Bombardier Stock: The No. 1 Reason to Be Bullish on Bombardier, Inc.
Bombardier Stock Victim of Biased Media
Bombardier, Inc. (TSE:BBD.B) appears to be safely above penny stock territory. Yet, investors are still reluctant to consider Bombardier stock, let alone bet on it. They have been scared by overly negative reports of construction delays of the company’s excellent “C Series” airliners. Such has been the pessimism that you’d think no aircraft company ever suffered a delay in delivering a technologically groundbreaking airplane to customers.
Boeing and Airbus know more than they would like about delays—and about the billions these cost. The Boeing “787” was supposed to fly in 2009; deliveries did not begin until 2011 and the program cost $32.0 billion in delays alone. (Source: “Not just a load of hot air: Dream becomes reality as Boeing’s new carbon-fibre 787 Dreamliner heralds a new age of air travel,” Daily Mail, September 26, 2011; http://www.dailymail.co.uk/sciencetech/article-2041863/Boeing-787-Dreamliner-reality-carbon-fibre-plane-delivered-Japan.html.)
The fact is that the combination of competition, advanced technology, safety, reliability, and modern society’s litigious penchant make the design and production of airliners complicated.
Bombardier, despite the rumors, is actually beating the headwinds with the C Series’ production. Bombardier expects to deliver the first C Series, a “CS300,” to AirBaltic sometime in late summer or early fall of this year. (Source: “First customer CSeries aircraft near completion,” Air Transport World, March 9, 2016.) The first of these aircraft has made it to the last stages of assembly at the Bombardier Commercial Aircraft plant in Mirabel, near Montreal.

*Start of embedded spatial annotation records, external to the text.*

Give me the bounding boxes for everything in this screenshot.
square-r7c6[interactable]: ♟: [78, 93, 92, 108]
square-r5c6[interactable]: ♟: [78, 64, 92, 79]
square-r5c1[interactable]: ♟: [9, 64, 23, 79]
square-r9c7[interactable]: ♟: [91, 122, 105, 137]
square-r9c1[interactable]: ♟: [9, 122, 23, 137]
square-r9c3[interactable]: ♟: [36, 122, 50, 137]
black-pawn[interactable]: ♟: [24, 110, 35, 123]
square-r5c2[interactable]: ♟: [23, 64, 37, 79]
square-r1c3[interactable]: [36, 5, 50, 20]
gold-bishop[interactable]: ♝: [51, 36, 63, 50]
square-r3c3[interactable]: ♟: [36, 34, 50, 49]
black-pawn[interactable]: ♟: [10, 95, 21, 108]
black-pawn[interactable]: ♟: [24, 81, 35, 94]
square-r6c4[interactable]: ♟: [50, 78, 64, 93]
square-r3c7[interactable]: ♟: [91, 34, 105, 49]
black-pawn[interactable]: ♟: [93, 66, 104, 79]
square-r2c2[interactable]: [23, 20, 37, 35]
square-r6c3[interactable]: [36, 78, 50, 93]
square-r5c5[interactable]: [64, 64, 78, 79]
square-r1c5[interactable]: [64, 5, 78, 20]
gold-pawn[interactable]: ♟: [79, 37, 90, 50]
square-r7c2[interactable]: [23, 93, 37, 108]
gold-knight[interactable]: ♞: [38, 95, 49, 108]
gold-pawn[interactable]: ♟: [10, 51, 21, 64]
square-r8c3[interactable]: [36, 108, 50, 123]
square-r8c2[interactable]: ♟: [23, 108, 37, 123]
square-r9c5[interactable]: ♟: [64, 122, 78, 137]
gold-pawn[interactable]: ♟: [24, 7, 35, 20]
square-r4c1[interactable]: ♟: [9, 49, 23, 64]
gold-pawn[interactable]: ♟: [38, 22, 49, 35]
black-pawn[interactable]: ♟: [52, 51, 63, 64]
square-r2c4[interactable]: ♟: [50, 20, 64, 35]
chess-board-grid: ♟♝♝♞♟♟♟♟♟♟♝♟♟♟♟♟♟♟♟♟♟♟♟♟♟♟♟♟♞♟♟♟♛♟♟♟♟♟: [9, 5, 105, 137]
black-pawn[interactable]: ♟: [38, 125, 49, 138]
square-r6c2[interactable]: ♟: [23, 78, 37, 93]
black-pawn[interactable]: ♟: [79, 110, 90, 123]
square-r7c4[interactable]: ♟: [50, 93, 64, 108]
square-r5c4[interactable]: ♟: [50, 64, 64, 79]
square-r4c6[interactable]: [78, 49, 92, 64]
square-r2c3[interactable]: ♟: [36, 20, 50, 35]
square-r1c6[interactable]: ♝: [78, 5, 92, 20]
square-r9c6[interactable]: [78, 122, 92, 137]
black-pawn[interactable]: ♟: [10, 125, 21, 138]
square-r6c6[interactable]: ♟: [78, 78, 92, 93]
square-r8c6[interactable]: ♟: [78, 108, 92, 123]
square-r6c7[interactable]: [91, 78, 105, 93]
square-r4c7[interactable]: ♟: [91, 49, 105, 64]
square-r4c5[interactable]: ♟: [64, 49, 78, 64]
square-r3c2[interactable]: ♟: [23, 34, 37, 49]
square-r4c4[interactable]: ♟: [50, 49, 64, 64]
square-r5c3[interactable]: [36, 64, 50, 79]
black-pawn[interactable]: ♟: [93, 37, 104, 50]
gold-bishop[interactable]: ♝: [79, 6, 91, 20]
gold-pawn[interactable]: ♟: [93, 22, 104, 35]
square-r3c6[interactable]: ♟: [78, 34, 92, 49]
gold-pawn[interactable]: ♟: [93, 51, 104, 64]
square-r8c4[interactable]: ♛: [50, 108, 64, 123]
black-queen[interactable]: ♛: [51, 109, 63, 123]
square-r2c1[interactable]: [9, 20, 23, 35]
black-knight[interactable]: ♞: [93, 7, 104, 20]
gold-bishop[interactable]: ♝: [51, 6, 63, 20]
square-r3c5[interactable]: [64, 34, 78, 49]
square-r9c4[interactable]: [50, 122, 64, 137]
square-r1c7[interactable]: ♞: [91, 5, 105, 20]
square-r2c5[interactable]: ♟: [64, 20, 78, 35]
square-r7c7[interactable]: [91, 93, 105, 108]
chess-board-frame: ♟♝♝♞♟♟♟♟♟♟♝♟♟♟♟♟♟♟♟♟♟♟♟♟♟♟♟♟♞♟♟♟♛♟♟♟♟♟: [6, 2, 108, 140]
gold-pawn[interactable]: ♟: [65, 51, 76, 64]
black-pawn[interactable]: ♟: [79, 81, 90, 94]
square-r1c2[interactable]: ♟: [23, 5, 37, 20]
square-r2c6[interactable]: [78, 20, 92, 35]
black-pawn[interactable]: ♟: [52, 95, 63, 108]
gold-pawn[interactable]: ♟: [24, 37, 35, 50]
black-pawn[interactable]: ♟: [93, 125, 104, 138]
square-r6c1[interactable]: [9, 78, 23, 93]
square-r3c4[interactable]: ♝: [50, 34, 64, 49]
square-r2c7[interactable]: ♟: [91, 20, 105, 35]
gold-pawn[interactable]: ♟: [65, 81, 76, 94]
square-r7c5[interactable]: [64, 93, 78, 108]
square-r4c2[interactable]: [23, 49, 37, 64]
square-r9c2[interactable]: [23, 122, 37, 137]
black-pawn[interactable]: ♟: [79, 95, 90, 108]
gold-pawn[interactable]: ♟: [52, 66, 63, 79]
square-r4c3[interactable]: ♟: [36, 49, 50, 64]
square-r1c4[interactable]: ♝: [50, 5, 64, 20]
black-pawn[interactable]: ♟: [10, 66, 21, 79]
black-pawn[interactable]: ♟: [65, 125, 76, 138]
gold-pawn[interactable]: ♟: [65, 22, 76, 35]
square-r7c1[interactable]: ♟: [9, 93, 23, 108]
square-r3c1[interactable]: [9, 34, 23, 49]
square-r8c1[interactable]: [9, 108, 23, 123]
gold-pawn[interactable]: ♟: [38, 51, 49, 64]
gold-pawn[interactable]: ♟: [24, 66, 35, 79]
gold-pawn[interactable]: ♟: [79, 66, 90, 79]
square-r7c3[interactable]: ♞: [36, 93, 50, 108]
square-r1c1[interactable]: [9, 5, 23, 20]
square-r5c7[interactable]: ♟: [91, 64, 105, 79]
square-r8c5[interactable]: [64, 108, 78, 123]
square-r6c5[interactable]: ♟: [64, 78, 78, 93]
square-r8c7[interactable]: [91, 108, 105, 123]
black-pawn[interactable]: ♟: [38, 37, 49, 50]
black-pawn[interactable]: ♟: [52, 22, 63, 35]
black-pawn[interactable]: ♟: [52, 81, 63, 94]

Meanwhile, the “CS100” for Swiss International Air Lines (SWISS) is complete. The company’s test pilots have started the Pratt & Whitney-geared turbofans (the first engines of their kind) on the Mirabel tarmac ahead of its first flight. (Source: Ibid.) That means that, as promised last summer, the CS100 will enter service with SWISS in June, according to Rob Dewar, Bombardier’s VP of the C Series program. (Source: “Bombardier C Series Aircraft Route-proving Takes Off in Europe,” Bombardier, Inc., March 7, 2016.)
Bombardier is targeting production of 15 to 20 planes in 2015 and 30 to 35 in 2016. Moreover, Canadian aviation authorities have certified the CS100. Certification is an important sales incentive. Dewar said that interest in the CS100 has grown considerably following its certification.
The market has good prospects, but Bombardier has not suggested any guidance on orders for beyond 2016. Perhaps that’s what’s missing from pushing Bombardier stock to a new “cruise” price, higher than CA$1.15–CA$1.30 per share?
The C Series is a new generation of aircraft for commercial airlines. It has been in development for more than a decade. Bombardier has touted it as an alternative to smaller models of passenger jets built by rivals Boeing and Airbus. However, it is two years behind schedule and at least $2.0 billion over budget.
Bombardier is still airborne and, in fact, the latest events suggest it is stabilizing or heading toward cleaner air. The company must certainly make good use of public and private funds and any aid from the Canadian federal government. Still, the authorities must also recognize that, if they are keen on Canada maintaining its presence in the aerospace sector, they must go beyond financial aid to support Bombardier’s employees and BBD.B stock investors.